監督:成瀬巳喜男
原作:川端康成
出演:尾形菊子(原節子)、尾形修一(上原謙)、尾形信吾(山村聡)、尾形保子(長岡輝子)、事務員(杉葉子)、池田(丹阿弥谷津子)、房子(中北千枝子)、絹子(角梨枝子)、ほか
1954年、日本
鎌倉に住む尾形信吾は老いを自覚するようになったが、息子の修一の浮気による嫁の菊子の苦悩と、嫁がせた娘の房子の嫁ぎ先での不和に悩んでいた…。
主題は老夫婦の嫁に向ける情愛なんでしょうが、そうして嫁を可愛がる理由の裏に息子の浮気に対する申し訳なさがあるんで、根本的に息子の浮気を何とかしろよ!というわけで、お父さん、東奔西走します。ただ、お父さん、息子が同じ会社で働いていることからもわかるように、なんちゅうか、根本的に息子に甘いです。うーん、嫁を「子ども」呼ばわりして愛人と毎日のように遊び歩いて、愛人のうちに行って酒かっくらって無理難題を言ったり、蹴ったりするようなバカ息子を雇用し続けるというのもどうかって気もする… ビジネスマン以前に人間として駄目だろう、それ。
あと、お母さんに突っ込まれてますが、お父さん、動くのが遅くて、愛人と別れさせようとした時には、嫁はもうせっかくできた赤ん坊を流してしまっているんですよ。
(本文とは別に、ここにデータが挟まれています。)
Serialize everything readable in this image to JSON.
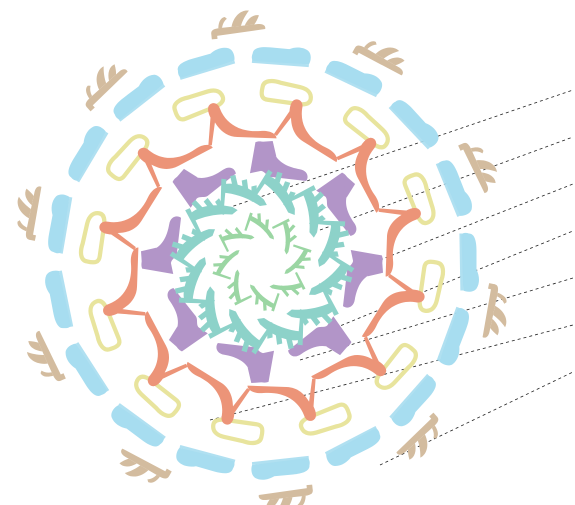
{
  "colors": {
    "background": "#ffffff",
    "sandal": "#d3bc9f",
    "loafer": "#a7ddf0",
    "ballet_flat": "#e8e49d",
    "stiletto": "#ec9478",
    "wedge": "#b295c8",
    "gladiator": "#8dd2c9",
    "strappy_heel": "#9bd6a3",
    "guide_line": "#222222"
  },
  "rings": [
    {
      "id": "ring-sandals",
      "icon": "flat-sandal-icon",
      "color_key": "sandal",
      "count": 10
    },
    {
      "id": "ring-loafers",
      "icon": "loafer-icon",
      "color_key": "loafer",
      "count": 17
    },
    {
      "id": "ring-ballet-flats",
      "icon": "ballet-flat-outline-icon",
      "color_key": "ballet_flat",
      "count": 12
    },
    {
      "id": "ring-stilettos",
      "icon": "stiletto-pump-icon",
      "color_key": "stiletto",
      "count": 12
    },
    {
      "id": "ring-wedges",
      "icon": "wedge-heel-icon",
      "color_key": "wedge",
      "count": 8
    },
    {
      "id": "ring-gladiators",
      "icon": "gladiator-heel-icon",
      "color_key": "gladiator",
      "count": 12
    },
    {
      "id": "ring-strappy-heels",
      "icon": "strappy-heel-icon",
      "color_key": "strappy_heel",
      "count": 8
    }
  ],
  "guide_lines": {
    "count": 7,
    "style": "dashed"
  }
}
つまり、舅・姑との仲のいい関係を保ち、子どもを育てるということに逃げようとせず、夫婦関係の基本、夫との関係をこれ以上、続けたくないという結論に達してしまうわけです。
ラスト、具合が悪いと言って実家に帰った菊子はお父さんとどこかの公園で待ち合わせ、離婚の意思を告げます。お父さんも、信州の家に帰ると言い出しますが、その場合、房子は夫とよりを戻しそう(お父さんにも菊子にも知られていないが、修一が房子の夫と話し合っているので、完全な駄目人間ではないようですが、妹のことの前に妻を見ろよ!な気もする)なので、鎌倉の家には修一一人が残されるということで良いのでしょうか? (´・ω・`)
そして、タイトルの「山の音」というのは何のことだったのか、最後までわからず。
原作が川端康成で、信吾の菊子に寄せる情愛が美しいと評判のようですが、自分には女房もいて(ただし、本当に好きだったのは今の女房の姉で美人だったし、菊子も美人なので相当な面食い)、菊子にも修一という夫がいての舅と嫁の関係なので、川端康成はやっぱり変態だな〜という結論に達しました。「山の音」は、きっと映画では描かれなかった信州の話なんでしょう、きっと。そのうちに原作も読んでみよう。